Alors que la RPC s’engage dans une nouvelle phase de son développement économique, qualifiée de « double circulation » par Xi Jinping, sa situation économique et en termes d’approvisionnement, particulièrement de composants stratégiques (semi-conducteurs), est de plus en plus critique. C’est pourquoi Pékin souhaite s’appuyer toujours plus sur la consommation intérieure, sur fond de découplage des économies et de rapatriement des secteurs d’activité les plus sensibles.

Avec le danger croît ce qui sauve

La Covid-19 a irréversiblement décillé le regard des Européens sur la dangerosité du régime chinois et les a incités à revenir à leurs fondamentaux : préserver leurs réserves stratégiques ; maintenir leur développement industriel et technologique ; défendre une certaine idée de l’homme face à toutes les dictatures, et notamment celle de la Chine qui a clairement montré que la technocratie capitaliste alliée à un régime marxiste engendrait des formes d’aliénation totalement inédites.

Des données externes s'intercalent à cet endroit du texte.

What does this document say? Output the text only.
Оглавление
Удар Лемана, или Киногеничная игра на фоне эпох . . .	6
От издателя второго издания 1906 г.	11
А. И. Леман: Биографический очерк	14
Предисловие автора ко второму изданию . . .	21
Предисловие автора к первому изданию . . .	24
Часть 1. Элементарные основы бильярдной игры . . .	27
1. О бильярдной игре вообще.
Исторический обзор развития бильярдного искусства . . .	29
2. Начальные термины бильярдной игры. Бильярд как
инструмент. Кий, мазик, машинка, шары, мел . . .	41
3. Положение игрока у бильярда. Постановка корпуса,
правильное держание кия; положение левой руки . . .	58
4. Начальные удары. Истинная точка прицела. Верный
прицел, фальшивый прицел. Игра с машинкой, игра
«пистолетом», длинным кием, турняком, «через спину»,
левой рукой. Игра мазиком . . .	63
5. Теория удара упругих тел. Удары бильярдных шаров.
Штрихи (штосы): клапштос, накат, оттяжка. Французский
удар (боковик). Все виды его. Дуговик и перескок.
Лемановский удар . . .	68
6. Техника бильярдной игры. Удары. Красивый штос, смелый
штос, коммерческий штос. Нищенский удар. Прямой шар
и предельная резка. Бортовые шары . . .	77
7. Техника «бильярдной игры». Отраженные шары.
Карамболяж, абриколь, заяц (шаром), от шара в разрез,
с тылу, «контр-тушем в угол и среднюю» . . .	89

« Avec le danger croît ce qui sauve », disait le poète Hölderlin. Cette prise de conscience a gagné l’ensemble de la société française. Tout récemment, tandis que le ministre des Affaires étrangères Wang Yi, envoyé par Xi Jinping, effectuait une tournée dans les pays du nord de l’Europe, le diplomate Yang Jiechi, dépêché par le Parti, se chargeait du sud. Il s’agissait de diviser les Européens contre les États-Unis et de tâter le terrain sur la mise en place de la 5G par Huawei. Les Européens ont tenu. Illustration : pendant qu’Emmanuel Macron recevait – au mépris des usages protocolaires – Wang Yi à l’Élysée, le Quai d’Orsay donnait son feu vert à l’ouverture d’un deuxième bureau de représentation de Taïwan en France. Ce dernier sera inauguré à Aix-en-Provence avant la fin 2020. L’ouverture d’un troisième bureau sur le territoire national est envisagée. Qu’est-ce à dire ? Que Taïwan cesse d’être l’angle mort d’un nombre croissant de diplomaties européennes. Les choix de Donald Trump allant dans le même sens agissent d’ailleurs comme un puissant aiguillon.

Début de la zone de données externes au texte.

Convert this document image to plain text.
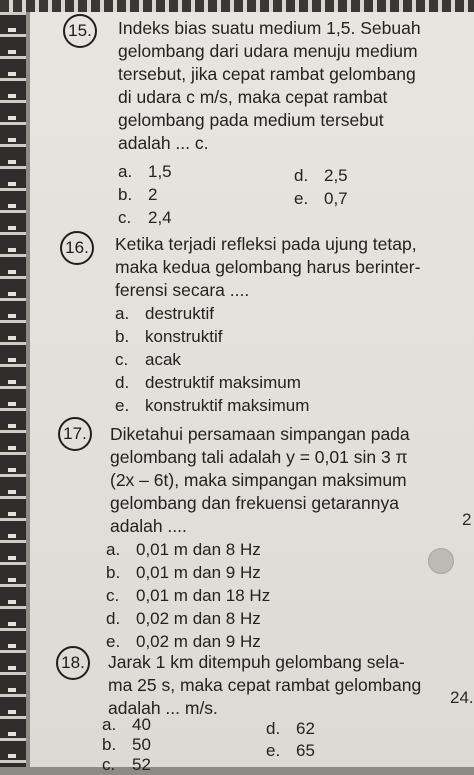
15. Indeks bias suatu medium 1,5. Sebuah
gelombang dari udara menuju medium
tersebut, jika cepat rambat gelombang
di udara c m/s, maka cepat rambat
gelombang pada medium tersebut
adalah ... c.
a. 1,5
b. 2
c. 2,4
d. 2,5
e. 0,7
16. Ketika terjadi refleksi pada ujung tetap,
maka kedua gelombang harus berinter-
ferensi secara ....
a. destruktif
b. konstruktif
c. acak
d. destruktif maksimum
e. konstruktif maksimum
17. Diketahui persamaan simpangan pada
gelombang tali adalah y = 0,01 sin 3 π
(2x – 6t), maka simpangan maksimum
gelombang dan frekuensi getarannya
adalah ....
a. 0,01 m dan 8 Hz
b. 0,01 m dan 9 Hz
c. 0,01 m dan 18 Hz
d. 0,02 m dan 8 Hz
e. 0,02 m dan 9 Hz
18. Jarak 1 km ditempuh gelombang sela-
ma 25 s, maka cepat rambat gelombang
adalah ... m/s.
a. 40
b. 50
c. 52
d. 62
e. 65
2
24.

Le montant exponentiel des investissements chinois en Europe entre 2008 et 2016 (en net recul depuis) dévoile par ailleurs les intentions de Pékin : asservir l’Europe par la dette, capter des savoir-faire, et favoriser une sortie des capitaux de Chine. C’est à ces problématiques que les dirigeants européens ont eu à penser le 14 septembre (notamment en renforçant les mécanismes de filtrage). Dans tous les cas de figure, l’endiguement de la Chine apparaît désormais aux yeux de divers pays de l’UE comme une priorité stratégique, même s’il convient bien sûr de maintenir le dialogue pour éviter le pire.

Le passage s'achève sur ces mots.